The Worst Hard Time is New York Times reporter Timothy Egan’s historical account of the Dust Bowl and the people who lived through this country’s worst extended environmental disaster on record. The term “Dust Bowl” refers both to a region that extends from the southwestern corner of Nebraska down through western Kansas, eastern Colorado and New Mexico, and into the Oklahoma and Texas Panhandles, and to a collective weather phenomenon, the dust storms that tore out the southern Great Plains’ topsoil over and over again and blew “black blizzards” from roughly 1933 to 1937.
This climate catastrophe was almost entirely man-made. As late as the turn of the 20th century this regional ecosystem was in relatively perfect balance. The buffalo (and the American Indians who hunted them) had been removed from the plains by this time, but they had been replaced for the most part by cattle ranches. The native grasses that held the soil in place remained. This is not an insignificant point. People tried to get rich quick by plowing this part of the plains under to plant wheat when World War I caused the price of that commodity to spike, and it profoundly upset the ecological balance that had been in place for eons.
The Dust Bowl region historically received less than 20 inches of rain a year. The late teens and early 1920s were unusually wet, but when drought hit in the 1930s the ecological destruction reached a tipping point. Winds, which were strong even in a normal year, tore out the plowed topsoil, which created dust storms, which created a chain reaction that seemed to cause the storms to intensify. Americans of the time tended to blame the storm on the fickleness of Mother Nature, but they could have blamed it on their own hubris–which was supported by the federal government’s homesteading policy. The New Deal’s Soil Conservation Service (remember when people understood that government could solve problems, as well as cause them?) began to right the ship.

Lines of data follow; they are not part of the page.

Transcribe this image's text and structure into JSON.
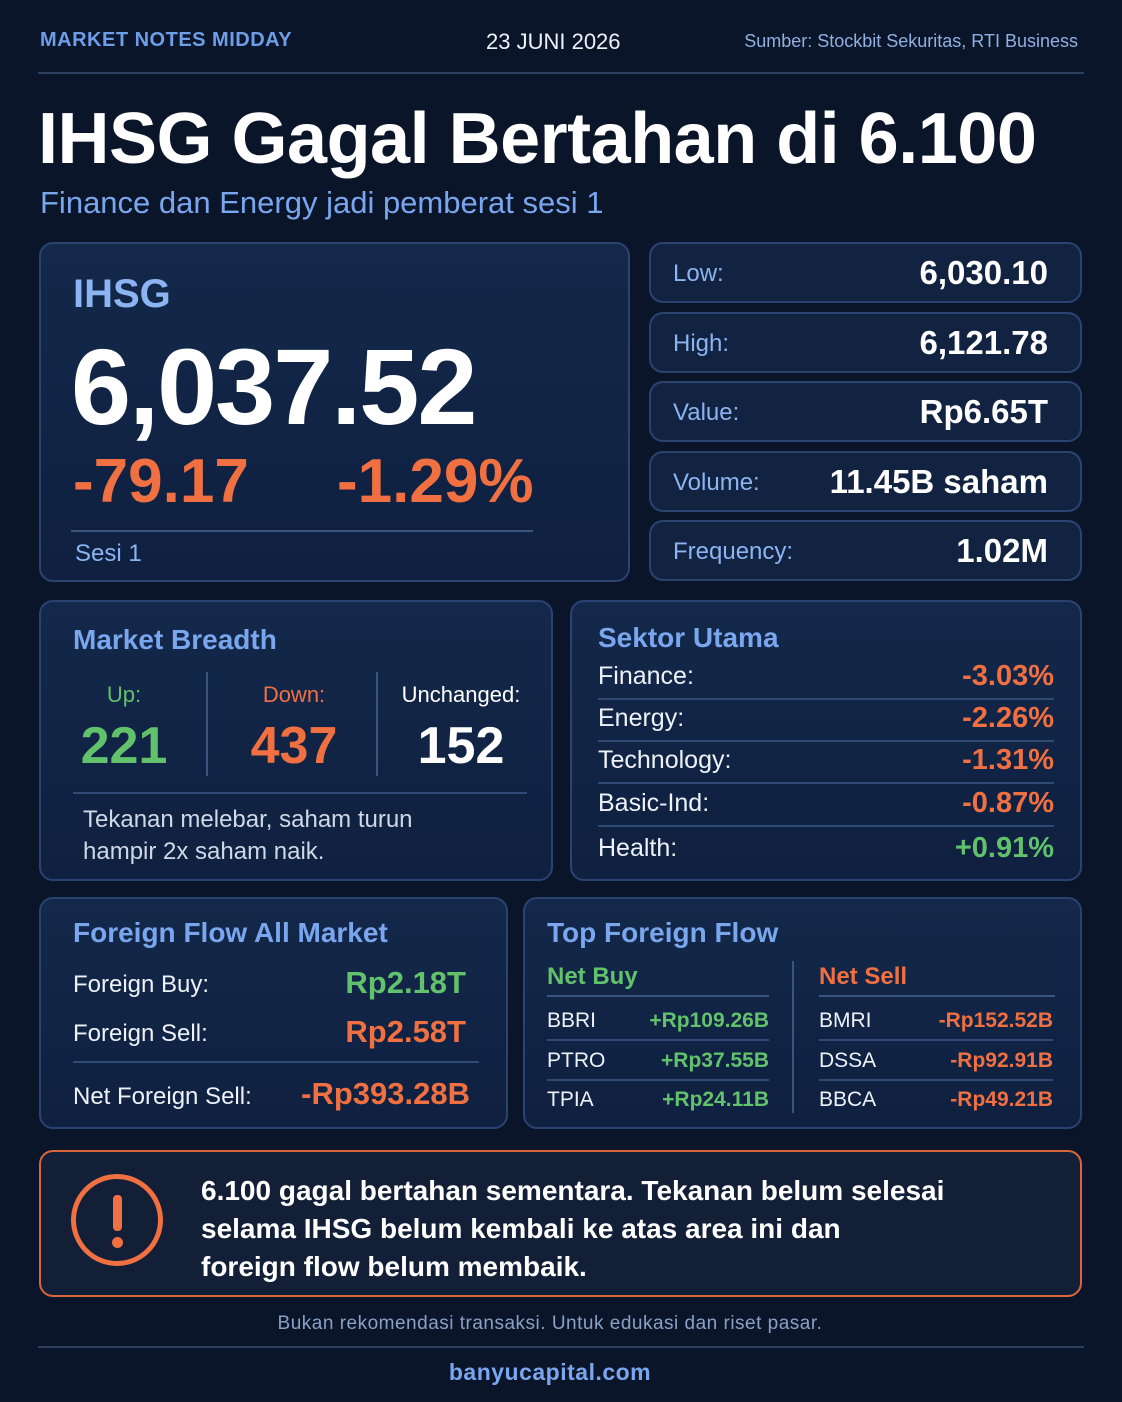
{
  "header": {
    "label": "MARKET NOTES MIDDAY",
    "date": "23 JUNI 2026",
    "source": "Sumber: Stockbit Sekuritas, RTI Business"
  },
  "title": "IHSG Gagal Bertahan di 6.100",
  "subtitle": "Finance dan Energy jadi pemberat sesi 1",
  "ihsg": {
    "label": "IHSG",
    "value": "6,037.52",
    "change": "-79.17",
    "change_pct": "-1.29%",
    "session": "Sesi 1"
  },
  "stats": [
    {
      "label": "Low:",
      "value": "6,030.10"
    },
    {
      "label": "High:",
      "value": "6,121.78"
    },
    {
      "label": "Value:",
      "value": "Rp6.65T"
    },
    {
      "label": "Volume:",
      "value": "11.45B saham"
    },
    {
      "label": "Frequency:",
      "value": "1.02M"
    }
  ],
  "breadth": {
    "title": "Market Breadth",
    "up_label": "Up:",
    "up": "221",
    "down_label": "Down:",
    "down": "437",
    "unch_label": "Unchanged:",
    "unch": "152",
    "note_line1": "Tekanan melebar, saham turun",
    "note_line2": "hampir 2x saham naik."
  },
  "sectors": {
    "title": "Sektor Utama",
    "items": [
      {
        "label": "Finance:",
        "value": "-3.03%"
      },
      {
        "label": "Energy:",
        "value": "-2.26%"
      },
      {
        "label": "Technology:",
        "value": "-1.31%"
      },
      {
        "label": "Basic-Ind:",
        "value": "-0.87%"
      },
      {
        "label": "Health:",
        "value": "+0.91%"
      }
    ]
  },
  "foreign_flow": {
    "title": "Foreign Flow All Market",
    "buy_label": "Foreign Buy:",
    "buy": "Rp2.18T",
    "sell_label": "Foreign Sell:",
    "sell": "Rp2.58T",
    "net_label": "Net Foreign Sell:",
    "net": "-Rp393.28B"
  },
  "top_foreign": {
    "title": "Top Foreign Flow",
    "buy_head": "Net Buy",
    "sell_head": "Net Sell",
    "buys": [
      {
        "code": "BBRI",
        "amount": "+Rp109.26B"
      },
      {
        "code": "PTRO",
        "amount": "+Rp37.55B"
      },
      {
        "code": "TPIA",
        "amount": "+Rp24.11B"
      }
    ],
    "sells": [
      {
        "code": "BMRI",
        "amount": "-Rp152.52B"
      },
      {
        "code": "DSSA",
        "amount": "-Rp92.91B"
      },
      {
        "code": "BBCA",
        "amount": "-Rp49.21B"
      }
    ]
  },
  "alert": {
    "line1": "6.100 gagal bertahan sementara. Tekanan belum selesai",
    "line2": "selama IHSG belum kembali ke atas area ini dan",
    "line3": "foreign flow belum membaik."
  },
  "footer": {
    "disclaimer": "Bukan rekomendasi transaksi. Untuk edukasi dan riset pasar.",
    "site": "banyucapital.com"
  }
}
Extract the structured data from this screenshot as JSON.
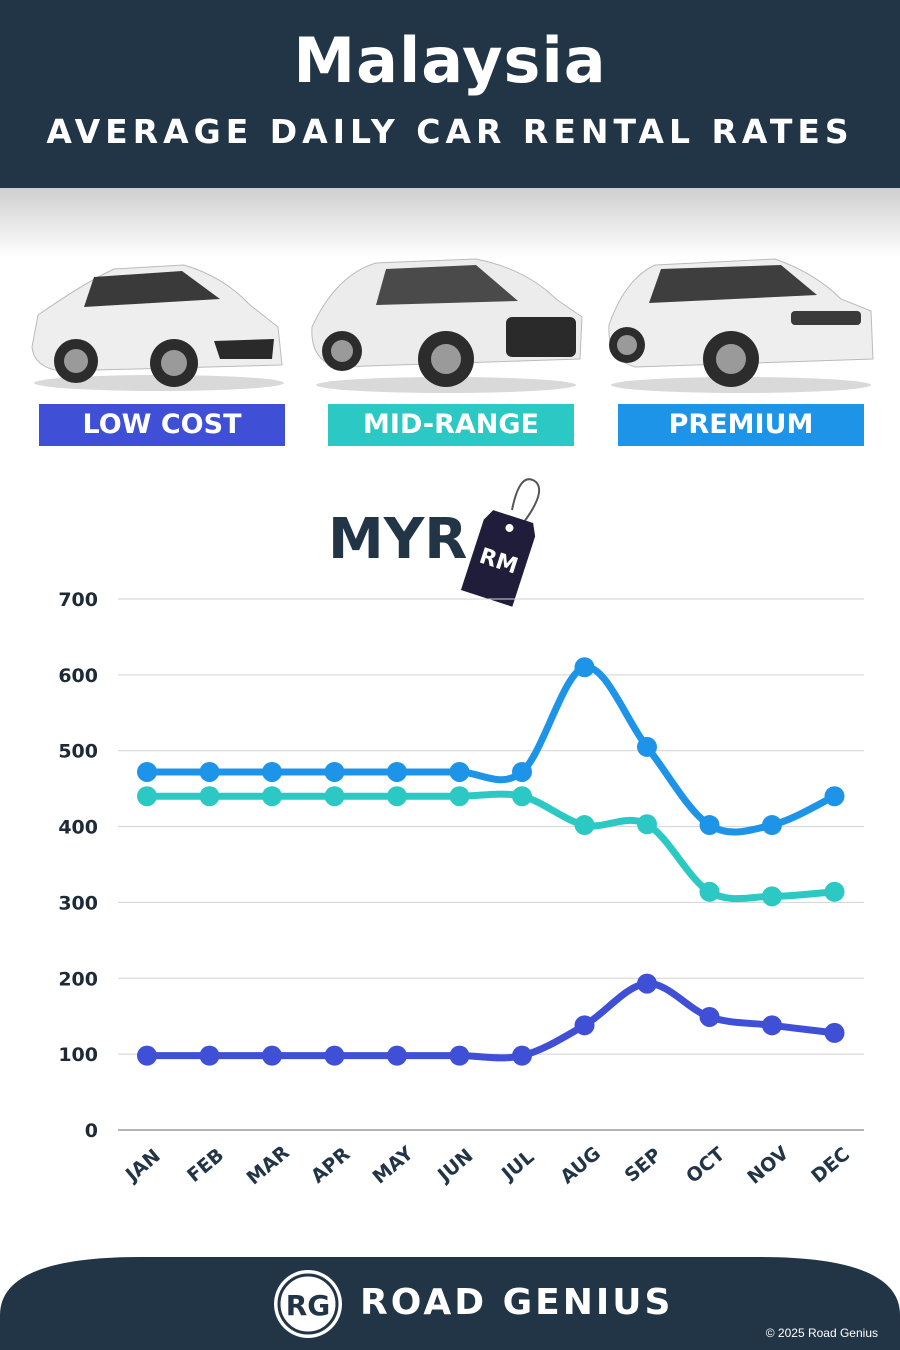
{
  "header": {
    "title": "Malaysia",
    "subtitle": "AVERAGE DAILY CAR RENTAL RATES"
  },
  "categories": {
    "low_cost": {
      "label": "LOW COST",
      "color": "#3f4fd6"
    },
    "mid_range": {
      "label": "MID-RANGE",
      "color": "#2cc9c4"
    },
    "premium": {
      "label": "PREMIUM",
      "color": "#1d94e8"
    }
  },
  "currency": {
    "label": "MYR",
    "tag_text": "RM"
  },
  "chart_data": {
    "type": "line",
    "title": "AVERAGE DAILY CAR RENTAL RATES",
    "ylabel": "MYR",
    "xlabel": "",
    "x": [
      "JAN",
      "FEB",
      "MAR",
      "APR",
      "MAY",
      "JUN",
      "JUL",
      "AUG",
      "SEP",
      "OCT",
      "NOV",
      "DEC"
    ],
    "yticks": [
      0,
      100,
      200,
      300,
      400,
      500,
      600,
      700
    ],
    "ylim": [
      0,
      700
    ],
    "grid": true,
    "series": [
      {
        "name": "PREMIUM",
        "color": "#1d94e8",
        "values": [
          472,
          472,
          472,
          472,
          472,
          472,
          472,
          610,
          505,
          402,
          402,
          440
        ]
      },
      {
        "name": "MID-RANGE",
        "color": "#2cc9c4",
        "values": [
          440,
          440,
          440,
          440,
          440,
          440,
          440,
          402,
          403,
          314,
          308,
          314
        ]
      },
      {
        "name": "LOW COST",
        "color": "#3f4fd6",
        "values": [
          98,
          98,
          98,
          98,
          98,
          98,
          98,
          138,
          193,
          149,
          138,
          128
        ]
      }
    ]
  },
  "footer": {
    "logo_text": "RG",
    "brand": "ROAD GENIUS",
    "copyright": "© 2025 Road Genius"
  }
}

Egan says that he wrote the book to give voice to the people who weathered these storms. He succeeds in doing that, and uncovers some true American originals. But the most compelling character in the drama by far is the storm that seems to happen in an endless film loop over a span of years. It’s just about impossible to exaggerate how devastating these storms were, and the statistics Egan throws out every so often throughout the narrative are mind-boggling. Here’s one representative example: in the year 1935 alone, dust storms ripped out the equivalent of 8 tons worth of topsoil for every man, woman, and child in the United States from the Dust Bowl and deposited it… god knows where (mostly, it appears, in the Atlantic Ocean). The people affected by the Dust Bowl didn’t receive much attention from the powers that be until a freakish 1934 dust storm system traveled all the way to the East Coast and browned out New York and D.C.
As an academic historian I’m forced to tut-tut a bit about calling this a “history.” Egan did a great deal of research for this book, much of it in regional archives, and his book is much richer for the local flavor he culls from oral histories (in addition to his own interviews) with Dust Bowl survivors. But, like another great writer in this genre, Erik Larson, he has the habit of “reproducing” conversations that took place decades ago between real historical people, even though he wasn’t there to hear the conversations and no one else recorded them. So these “reproduced” conversations aren’t really historical, but they’re clearly not fictional, either. (For an interesting discussion of Larson’s speculation-as-history, see this excerpt of an op-ed that first appeared in the Chicago Tribune.)
I’m content to call this a “non-fiction narrative” that deserves all of the awards it has received and leave it at that. I would recommend the book to anyone interested in American social history during the Great Depression and anyone thinking about climate change and man’s effects thereon. Above all, if I say “Jennifer Lopez” and this is who you think of first, The Worst Hard Time is definitely the book for you.